The sacredness of the everyday. The mystery of accepting all things temporal so that I might fully welcome all things eternal. The longing for home is ultimately the longing for heaven
.

“What are you writing?”

“I don’t know.”

“Well, when you do, send me a copy.”

“Always.” I smiled at my pen pal.

“We hold each other’s lifetime of collected thoughts, don’t we?”

“Maybe we should switch sometime. I’ll send you all your letters, and you send me all mine.”

“I like that idea,” Noelle said. “That’s what we can give each other for our birthdays this year. Did I tell you we have a tradition here on birthdays? When it is someone’s birthday, everyone congratulates their family.”

“Yes, the first night I was here Jelle told me about that tradition.”

“That’s right. Well, on my birthday my husband’s family all come by or call him to say congratulations. I always tell Jelle they are congratulating him for finding such a wonderful woman.”

“Then on Jelle’s birthday do they congratulate you?”

“Yes. Of course. I tell them they must be congratulating me for living with such a difficult man for so long. That always makes his family roll their eyes. Jelle is the easiest one in their family to get along with. He’s wonderful, as you might have noticed.”

“Yes, I did notice. Congratulations, even though it isn’t your birthday or Jelle’s birthday. Congratulations for making a fine choice of a husband.”

Noelle looked down at her hands and seemed to be reflecting on something more profound than my last comment.

“You know,” she said without looking up, “I didn’t realize it until just now, but I think I have been waiting my whole married
life to hear those words. Not from you, but from my dad. I always wanted him to change his mind about me and Jelle and come back to me and say ‘Congratulations. You married a fine man. You made something good of your life.’”

She looked up, her eyes glistening. “But since I will probably never hear those words from him, I’m just as happy to take them from you. Thank you, Summer.”

With our hearts full of sisterly affirmations and our bellies full of pannenkoeken, we left the restaurant and strolled through some of the neighboring shops. One of them was the shop Noelle had mentioned earlier where we could watch the Delft tiles being painted.

We stood for a long while with our hands behind our backs, appreciating the intricate detail work of the pottery painters as they carried on the centuries-old craft of putting their thin, blue paint—laden brushes to a blank plate, tile, or vase and turning it into a signature piece of art.

What followed was a meander through a bookstore and then a long stay at a small antique store. The proprietor lived above the showroom and made several trips up and down the stairs while Noelle and I took our time going through the hundreds of Delft tiles he had in boxes lined up on the floor. Each tile was different. Some of them looked similar until we held the two side by side to compare.

Most of the tiles were chipped. Many were broken in at least one place. A few had been repaired with glue that had turned brown over the years along the break line.

All the tiles, he claimed, were at least a hundred and fifty years old. Many of them he guaranteed to be three hundred years old. The prices varied, depending on age.

“He says his son is a renovator. He takes down parts of the old houses here in Delft and restores them.”

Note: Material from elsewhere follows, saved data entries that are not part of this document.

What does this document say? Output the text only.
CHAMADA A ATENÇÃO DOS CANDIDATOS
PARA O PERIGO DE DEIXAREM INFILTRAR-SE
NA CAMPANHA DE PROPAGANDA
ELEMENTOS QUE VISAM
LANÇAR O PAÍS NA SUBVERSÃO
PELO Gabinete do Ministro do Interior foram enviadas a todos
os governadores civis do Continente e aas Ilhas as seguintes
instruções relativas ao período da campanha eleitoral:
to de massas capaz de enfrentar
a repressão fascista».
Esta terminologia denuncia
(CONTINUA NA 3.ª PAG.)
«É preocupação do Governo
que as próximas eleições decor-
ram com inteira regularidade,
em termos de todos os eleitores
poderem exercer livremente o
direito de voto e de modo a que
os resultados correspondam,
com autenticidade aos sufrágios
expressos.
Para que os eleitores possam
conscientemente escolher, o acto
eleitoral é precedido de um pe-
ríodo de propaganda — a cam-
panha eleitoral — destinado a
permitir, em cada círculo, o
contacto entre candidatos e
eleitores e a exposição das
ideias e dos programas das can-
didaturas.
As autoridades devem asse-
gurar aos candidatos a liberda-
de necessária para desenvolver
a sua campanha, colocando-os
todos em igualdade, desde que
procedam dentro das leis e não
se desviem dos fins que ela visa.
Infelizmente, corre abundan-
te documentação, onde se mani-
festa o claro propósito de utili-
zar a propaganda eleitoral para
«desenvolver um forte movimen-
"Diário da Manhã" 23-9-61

“Like the restaurant we were just at.”

“Yes. He probably did that restoration. He pulls down the tiles, and his father sells them. They know the year of the house and the year of the tiles by the city documents they have to sign before the work begins. You can see how he has them carefully organized. That’s why he said we may look all we want, but he will keep an eye over us to make sure we put everything back as it should be. Although here, on the back of each tile, he has written in pencil the year of the house.”